Education reform and fiscal stability feature prominently in the Republican agenda, two issues that the state government must grapple with if Washington is to regain a place as an economic and cultural leader among our peer states.

Politics trumped progress last week when the Democratic education committee chairs in each chamber moved to spike bipartisan reform legislation. The mere mention of permitting a small number of charter schools to exist—a solution that is viewed by ever-larger segments of urban and low-income communities as a path to success for current and future generations—and enacting teacher accountability standards by Republicans, was enough to stall progress toward a better way of doing things for our children.

Although the Senate Ways and Means Committee yesterday reincarnated the education reform bills that were previously killed by Democrats in both chambers, the House leadership under Speaker Frank Chopp (D-Seattle) has yet to show any genuine interest in tackling issues in education.

Republicans appear to have been the target of the stonewall tactic; averting giving the minority party even a small victory is the clear objective. Parents, students, and an underachieving educational system are the collateral victims of the brazen political tactic, as well as at least one Democrat—State Rep. Marcie Maxwell (D-Renton)—fell outside the protective phalanx of the majority party’s enigmatic strategy for governing the state during last week’s education maneuver.

Following the committee action last week, Maxwell voiced a livid complaint to State Democratic Party Chair Dwight Pelz about a tactic that could make her vulnerable with voters this fall, according to an unnamed source. (Maxwell received dishonorable mention in The Seattle Times’ editorial last Friday for not standing up to House Education Committee chair State Rep.

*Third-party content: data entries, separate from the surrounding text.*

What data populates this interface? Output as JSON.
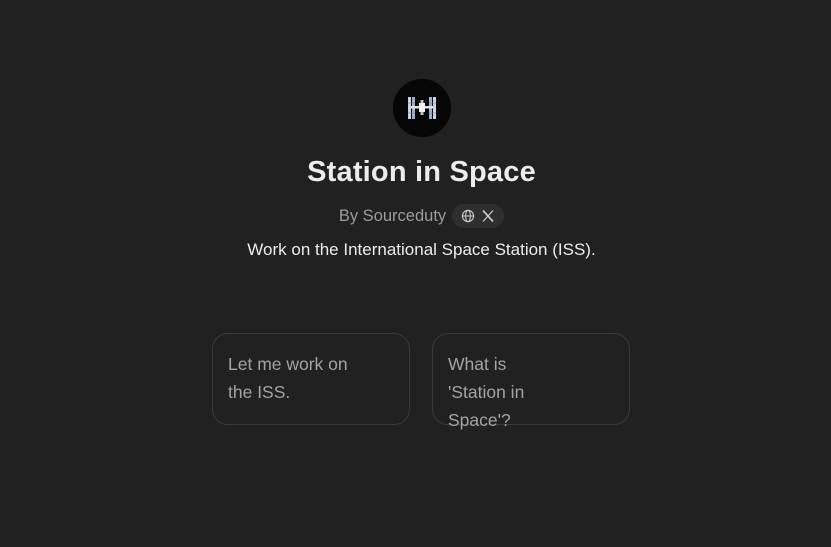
{
  "gpt": {
    "name": "Station in Space",
    "byline": "By Sourceduty",
    "description": "Work on the International Space Station (ISS).",
    "avatar_icon": "space-station-icon",
    "social_icons": [
      "globe-icon",
      "x-logo-icon"
    ]
  },
  "starters": [
    {
      "text": "Let me work on the ISS."
    },
    {
      "text": "What is 'Station in Space'?"
    }
  ],
  "colors": {
    "background": "#212121",
    "text": "#ececec",
    "muted": "#9b9b9b",
    "card_border": "#3a3a3a"
  }
}
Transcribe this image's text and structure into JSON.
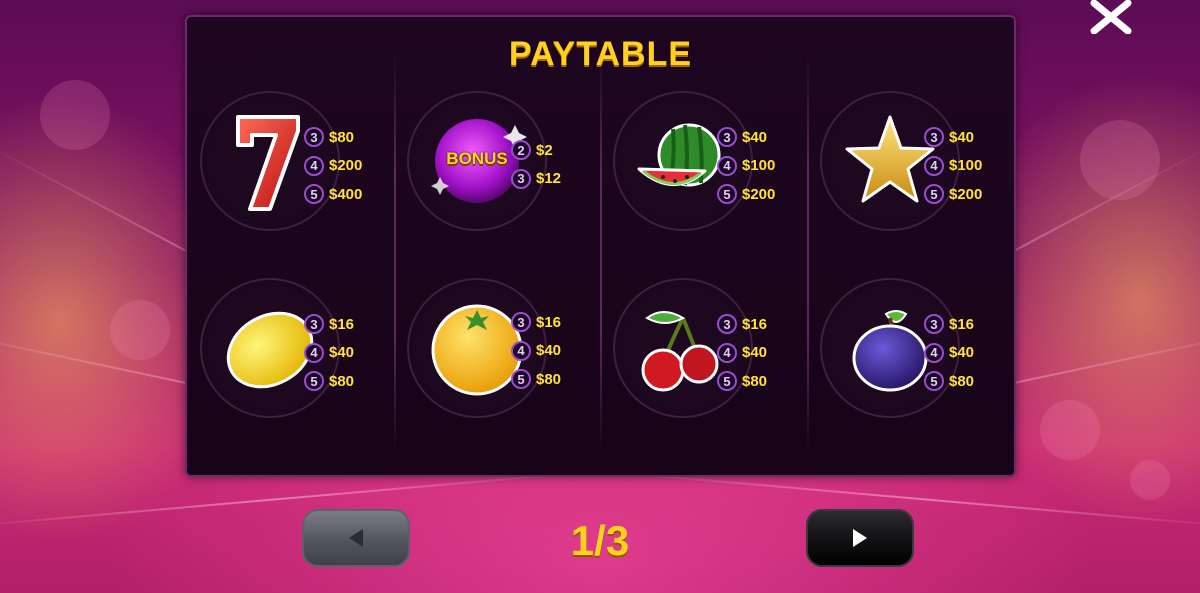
{
  "title": "PAYTABLE",
  "pager": "1/3",
  "symbols": [
    {
      "name": "seven",
      "pays": [
        {
          "n": "3",
          "v": "$80"
        },
        {
          "n": "4",
          "v": "$200"
        },
        {
          "n": "5",
          "v": "$400"
        }
      ]
    },
    {
      "name": "bonus",
      "label": "BONUS",
      "pays": [
        {
          "n": "2",
          "v": "$2"
        },
        {
          "n": "3",
          "v": "$12"
        }
      ]
    },
    {
      "name": "watermelon",
      "pays": [
        {
          "n": "3",
          "v": "$40"
        },
        {
          "n": "4",
          "v": "$100"
        },
        {
          "n": "5",
          "v": "$200"
        }
      ]
    },
    {
      "name": "star",
      "pays": [
        {
          "n": "3",
          "v": "$40"
        },
        {
          "n": "4",
          "v": "$100"
        },
        {
          "n": "5",
          "v": "$200"
        }
      ]
    },
    {
      "name": "lemon",
      "pays": [
        {
          "n": "3",
          "v": "$16"
        },
        {
          "n": "4",
          "v": "$40"
        },
        {
          "n": "5",
          "v": "$80"
        }
      ]
    },
    {
      "name": "orange",
      "pays": [
        {
          "n": "3",
          "v": "$16"
        },
        {
          "n": "4",
          "v": "$40"
        },
        {
          "n": "5",
          "v": "$80"
        }
      ]
    },
    {
      "name": "cherry",
      "pays": [
        {
          "n": "3",
          "v": "$16"
        },
        {
          "n": "4",
          "v": "$40"
        },
        {
          "n": "5",
          "v": "$80"
        }
      ]
    },
    {
      "name": "plum",
      "pays": [
        {
          "n": "3",
          "v": "$16"
        },
        {
          "n": "4",
          "v": "$40"
        },
        {
          "n": "5",
          "v": "$80"
        }
      ]
    }
  ],
  "colors": {
    "accent": "#ffd21f",
    "badge_border": "#9a4dcf",
    "panel": "#1e0620"
  },
  "icons": {
    "prev": "arrow-left-icon",
    "next": "arrow-right-icon",
    "close": "close-icon"
  }
}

Sharon Tomiko-Santos (D-Seattle).)

Pelz was reportedly unmoved by Maxwell’s peril.

One has to think that many families and educators, those trapped in a system that isn’t working—share in Maxwell’s extreme frustration.

When Gregoire signs the same-sex marriage bill into law later this month (rumors are circulating that it the inking ceremony may take place on Feb. 14, Valentine’s Day), Democrats will have accomplished a self-serving public relations feat by leaving the people’s business neglected and untouched.